Una tercera tarea clave será combatir la ideología totalitaria del islam militante. Eso significa aislar a instituciones islamistas tan virulentas y vocales como el Consejo Musulmán Americano, el Consejo de Relaciones Islámico-Norteamericanas o el Consejo Musulmán de Relaciones Públicas. Políticos, prensa, empresas, organizaciones voluntarias y sociedad en conjunto — todos tienen que condenar al ostracismo a estos grupos y no concederles ni un atisbo de legitimidad. Las autoridades fiscales y las fuerzas del orden deberían vigilarlas como halcones, casi como vigilaron al sindicato mafioso de camioneros.
Combatir la ideología islamista también exige cerrar los portales en la red que promueven la violencia islamista, reclutan nuevos miembros de la campaña terrorista contra Occidente y recaudan dinero para causas islámicas militantes ("Done dinero a la yihad militar", invita uno de estos portales). El gobierno federal empezó a adoptar medidas antes incluso del 11 de Septiembre, cerrando InfoCom, un servidor de muchas organizaciones islamistas radicado en Dallas, canalizando dinero muchas de ellas a grupos islámicos militantes del extranjero.
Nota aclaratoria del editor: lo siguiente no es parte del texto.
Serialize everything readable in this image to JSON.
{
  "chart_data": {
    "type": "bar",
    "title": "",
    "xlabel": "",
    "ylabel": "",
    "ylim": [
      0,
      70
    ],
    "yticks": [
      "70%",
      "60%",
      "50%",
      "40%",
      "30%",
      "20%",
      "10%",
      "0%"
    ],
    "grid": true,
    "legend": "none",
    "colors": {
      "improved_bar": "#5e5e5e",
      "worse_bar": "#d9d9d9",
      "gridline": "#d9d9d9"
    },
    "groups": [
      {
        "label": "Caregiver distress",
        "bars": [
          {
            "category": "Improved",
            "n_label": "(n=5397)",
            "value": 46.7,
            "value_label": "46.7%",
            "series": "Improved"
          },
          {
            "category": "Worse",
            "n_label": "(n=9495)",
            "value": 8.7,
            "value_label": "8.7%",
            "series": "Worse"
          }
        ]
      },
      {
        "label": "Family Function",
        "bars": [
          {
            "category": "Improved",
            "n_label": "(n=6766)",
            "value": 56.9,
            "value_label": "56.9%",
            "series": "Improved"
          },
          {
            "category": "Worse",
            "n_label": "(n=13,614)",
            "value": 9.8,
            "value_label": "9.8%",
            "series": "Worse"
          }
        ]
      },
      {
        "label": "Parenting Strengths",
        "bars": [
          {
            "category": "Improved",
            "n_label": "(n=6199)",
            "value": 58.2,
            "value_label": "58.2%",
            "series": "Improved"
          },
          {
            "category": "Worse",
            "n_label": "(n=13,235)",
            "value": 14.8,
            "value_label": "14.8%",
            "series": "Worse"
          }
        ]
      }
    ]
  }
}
También esencial en la lucha contra la ideología islamista será trabajar con los musulmanes moderados no islamistas. Son personas marcadas injustamente por los excesos islamistas, después de todo, e impacientes por tanto por detener a este movimiento extremista. Incorporarlos reviste varias ventajas: proporcionan un consejo valioso, pueden infiltrarse en organizaciones islamistas clandestinas, y su implicación en los esfuerzos contra el islamismo zanja la inevitable acusación de "islamofobia".
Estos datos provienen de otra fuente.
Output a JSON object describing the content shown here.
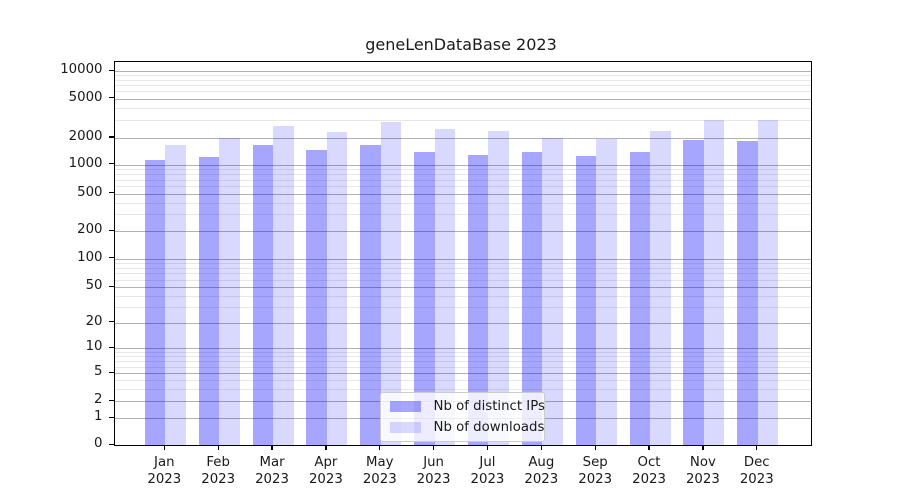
{
  "title": "geneLenDataBase 2023",
  "chart_data": {
    "type": "bar",
    "title": "geneLenDataBase 2023",
    "xlabel": "",
    "ylabel": "",
    "yscale": "symlog",
    "grid": true,
    "legend_position": "lower center-right inside plot",
    "year": "2023",
    "categories": [
      "Jan",
      "Feb",
      "Mar",
      "Apr",
      "May",
      "Jun",
      "Jul",
      "Aug",
      "Sep",
      "Oct",
      "Nov",
      "Dec"
    ],
    "y_ticks": [
      0,
      1,
      2,
      5,
      10,
      20,
      50,
      100,
      200,
      500,
      1000,
      2000,
      5000,
      10000
    ],
    "ylim": [
      0,
      14000
    ],
    "series": [
      {
        "name": "Nb of distinct IPs",
        "color": "#a6a6ff",
        "rgba": "rgba(0,0,255,0.35)",
        "values": [
          1140,
          1220,
          1650,
          1460,
          1650,
          1400,
          1290,
          1370,
          1240,
          1380,
          1870,
          1860
        ]
      },
      {
        "name": "Nb of downloads",
        "color": "#d9d9ff",
        "rgba": "rgba(0,0,255,0.15)",
        "values": [
          1670,
          1990,
          2660,
          2310,
          2900,
          2470,
          2330,
          1980,
          1960,
          2350,
          3010,
          3030
        ]
      }
    ]
  },
  "legend": {
    "items": [
      {
        "label": "Nb of distinct IPs"
      },
      {
        "label": "Nb of downloads"
      }
    ]
  },
  "colors": {
    "bar_dark": "rgba(0,0,255,0.35)",
    "bar_light": "rgba(0,0,255,0.15)",
    "grid_major": "rgba(0,0,0,0.30)",
    "grid_minor": "rgba(0,0,0,0.09)",
    "text": "#1a1a1a",
    "spine": "#000000"
  }
}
Además, a los expertos en el islam y los musulmanes — académicos, periodistas, figuras religiosas y autoridades — hay que pedirles cuentas por sus opiniones. Durante demasiado tiempo ya han disculpado el islamismo en lugar de darle una interpretación honesta. Por tanto, tienen parte de responsabilidad en la desprevención que condujo al horror de septiembre. La prensa y los demás medios convencionales han demostrado mayor objetividad al cubrir el islam. En el pasado, lo han justificado de forma vergonzosa. El reciente documental de la PBS Islam: el imperio de la fe es un caso de manual, ofreciendo, en las agudas palabras del Wall Street Journal, "una adoración del islam falta de toda crítica, más propia de un pasaje destinado a los fieles que de un documental que pretende ofrecer una crónica equilibrada a la opinión pública norteamericana". Los islamistas de Nueva York celebraron en sus mezquitas la destrucción del 11 de Septiembre, pero la prensa se negó a informar de los hechos por temor a ofender a los musulmanes, ocultando en la práctica esta importante información a la opinión pública norteamericana.
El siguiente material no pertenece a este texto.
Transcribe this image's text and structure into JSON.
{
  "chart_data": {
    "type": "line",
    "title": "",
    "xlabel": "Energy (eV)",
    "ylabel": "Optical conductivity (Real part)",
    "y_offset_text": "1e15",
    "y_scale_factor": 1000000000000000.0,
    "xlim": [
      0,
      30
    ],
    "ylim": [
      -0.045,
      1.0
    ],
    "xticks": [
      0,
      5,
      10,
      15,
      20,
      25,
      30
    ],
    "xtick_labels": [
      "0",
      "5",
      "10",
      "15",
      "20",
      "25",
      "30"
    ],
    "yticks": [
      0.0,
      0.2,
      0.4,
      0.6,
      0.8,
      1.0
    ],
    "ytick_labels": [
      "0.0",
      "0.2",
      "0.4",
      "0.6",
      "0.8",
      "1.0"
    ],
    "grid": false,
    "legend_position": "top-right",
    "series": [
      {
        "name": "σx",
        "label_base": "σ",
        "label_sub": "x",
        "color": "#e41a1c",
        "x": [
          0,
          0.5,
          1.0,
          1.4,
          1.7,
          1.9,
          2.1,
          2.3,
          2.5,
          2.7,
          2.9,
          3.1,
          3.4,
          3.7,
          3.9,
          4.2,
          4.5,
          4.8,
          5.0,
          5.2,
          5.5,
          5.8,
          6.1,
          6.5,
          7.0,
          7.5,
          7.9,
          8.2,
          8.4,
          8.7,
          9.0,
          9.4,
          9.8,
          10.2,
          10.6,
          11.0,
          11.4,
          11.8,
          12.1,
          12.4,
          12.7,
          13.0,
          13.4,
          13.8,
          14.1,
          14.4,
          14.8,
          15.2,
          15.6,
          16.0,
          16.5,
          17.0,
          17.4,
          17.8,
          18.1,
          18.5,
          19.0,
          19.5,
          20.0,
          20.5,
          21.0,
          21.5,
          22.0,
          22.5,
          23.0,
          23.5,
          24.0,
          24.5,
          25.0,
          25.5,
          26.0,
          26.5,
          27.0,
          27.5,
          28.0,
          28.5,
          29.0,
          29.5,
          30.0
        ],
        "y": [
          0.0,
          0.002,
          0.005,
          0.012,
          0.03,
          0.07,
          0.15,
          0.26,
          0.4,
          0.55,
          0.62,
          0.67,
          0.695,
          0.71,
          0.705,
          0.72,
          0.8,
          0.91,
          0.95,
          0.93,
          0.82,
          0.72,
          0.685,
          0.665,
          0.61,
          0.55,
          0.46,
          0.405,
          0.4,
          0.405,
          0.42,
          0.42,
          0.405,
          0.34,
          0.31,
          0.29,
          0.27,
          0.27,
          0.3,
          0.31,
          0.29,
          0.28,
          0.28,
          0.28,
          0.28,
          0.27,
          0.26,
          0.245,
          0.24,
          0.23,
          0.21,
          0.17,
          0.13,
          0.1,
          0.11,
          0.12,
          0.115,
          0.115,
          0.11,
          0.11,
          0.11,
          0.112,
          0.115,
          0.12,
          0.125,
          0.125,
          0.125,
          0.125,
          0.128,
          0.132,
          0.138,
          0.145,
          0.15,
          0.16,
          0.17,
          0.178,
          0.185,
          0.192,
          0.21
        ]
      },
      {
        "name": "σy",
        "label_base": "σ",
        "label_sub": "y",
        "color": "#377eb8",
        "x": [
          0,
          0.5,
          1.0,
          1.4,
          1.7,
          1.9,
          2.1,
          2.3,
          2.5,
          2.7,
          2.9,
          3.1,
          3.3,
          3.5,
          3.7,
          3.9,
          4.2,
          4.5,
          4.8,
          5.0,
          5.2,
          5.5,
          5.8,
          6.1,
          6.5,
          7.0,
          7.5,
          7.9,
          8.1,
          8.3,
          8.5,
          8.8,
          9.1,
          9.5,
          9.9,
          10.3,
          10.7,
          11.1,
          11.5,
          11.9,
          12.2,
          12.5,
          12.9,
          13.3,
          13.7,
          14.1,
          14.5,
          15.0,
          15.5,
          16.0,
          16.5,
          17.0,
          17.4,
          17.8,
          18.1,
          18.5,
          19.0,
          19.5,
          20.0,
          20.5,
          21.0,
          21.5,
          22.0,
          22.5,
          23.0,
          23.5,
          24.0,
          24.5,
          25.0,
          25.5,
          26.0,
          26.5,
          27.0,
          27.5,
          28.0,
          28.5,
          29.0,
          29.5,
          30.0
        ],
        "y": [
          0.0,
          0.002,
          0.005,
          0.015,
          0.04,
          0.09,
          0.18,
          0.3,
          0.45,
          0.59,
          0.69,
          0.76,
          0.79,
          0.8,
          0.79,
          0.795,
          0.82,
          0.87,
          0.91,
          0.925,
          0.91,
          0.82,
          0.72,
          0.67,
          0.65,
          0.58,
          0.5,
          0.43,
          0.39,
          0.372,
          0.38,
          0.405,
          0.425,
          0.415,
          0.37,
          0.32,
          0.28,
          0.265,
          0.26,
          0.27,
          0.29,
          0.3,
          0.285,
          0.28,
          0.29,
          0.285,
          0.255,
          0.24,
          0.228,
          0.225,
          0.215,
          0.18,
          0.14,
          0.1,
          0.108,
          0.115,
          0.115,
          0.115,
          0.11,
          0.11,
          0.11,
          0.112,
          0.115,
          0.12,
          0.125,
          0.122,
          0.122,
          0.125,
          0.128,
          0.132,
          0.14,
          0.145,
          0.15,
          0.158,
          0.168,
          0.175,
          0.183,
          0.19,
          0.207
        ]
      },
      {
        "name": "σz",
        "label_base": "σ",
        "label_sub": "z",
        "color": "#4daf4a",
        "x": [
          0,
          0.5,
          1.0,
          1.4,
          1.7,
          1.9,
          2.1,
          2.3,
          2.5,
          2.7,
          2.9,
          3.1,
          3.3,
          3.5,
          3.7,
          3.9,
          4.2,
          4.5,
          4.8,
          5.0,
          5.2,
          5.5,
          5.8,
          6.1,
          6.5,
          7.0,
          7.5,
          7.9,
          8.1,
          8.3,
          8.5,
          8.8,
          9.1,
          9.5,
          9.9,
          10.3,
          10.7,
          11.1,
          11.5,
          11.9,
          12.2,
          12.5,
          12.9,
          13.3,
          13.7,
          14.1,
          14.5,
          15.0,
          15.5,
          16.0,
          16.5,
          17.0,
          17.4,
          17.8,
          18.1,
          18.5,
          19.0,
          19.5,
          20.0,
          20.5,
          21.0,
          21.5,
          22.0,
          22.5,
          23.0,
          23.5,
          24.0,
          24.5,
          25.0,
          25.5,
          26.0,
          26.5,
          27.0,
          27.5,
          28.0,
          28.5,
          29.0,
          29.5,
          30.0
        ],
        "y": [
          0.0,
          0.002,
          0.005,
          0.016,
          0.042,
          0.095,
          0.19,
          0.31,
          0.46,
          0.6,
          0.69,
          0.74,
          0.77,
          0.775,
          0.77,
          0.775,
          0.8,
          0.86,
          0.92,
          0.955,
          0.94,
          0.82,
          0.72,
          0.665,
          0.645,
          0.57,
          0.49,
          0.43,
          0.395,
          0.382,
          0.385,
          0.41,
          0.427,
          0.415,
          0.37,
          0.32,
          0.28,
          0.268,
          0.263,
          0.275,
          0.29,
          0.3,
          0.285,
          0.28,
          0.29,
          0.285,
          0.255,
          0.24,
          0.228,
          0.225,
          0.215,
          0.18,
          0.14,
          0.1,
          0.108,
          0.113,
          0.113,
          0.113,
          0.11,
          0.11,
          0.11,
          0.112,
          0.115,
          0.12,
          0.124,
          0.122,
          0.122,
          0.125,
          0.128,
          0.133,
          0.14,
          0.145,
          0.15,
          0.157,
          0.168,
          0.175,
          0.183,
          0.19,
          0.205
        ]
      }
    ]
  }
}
La adopción de estas tres medidas — impedir la entrada a los islamistas, vigilar a los que están dentro del país sin vulnerar las libertades civiles de los musulmanes estadounidenses y deslegitimar a los extremistas — permitiría ser justos a los estadounidenses con la mayoría moderada de musulmanes, al tiempo que se combate el islam militante. Será un número de funambulista, que exigirá de sensibilidad sin sucumbir a la corrección política. Pero es factible y esencial en la misma medida.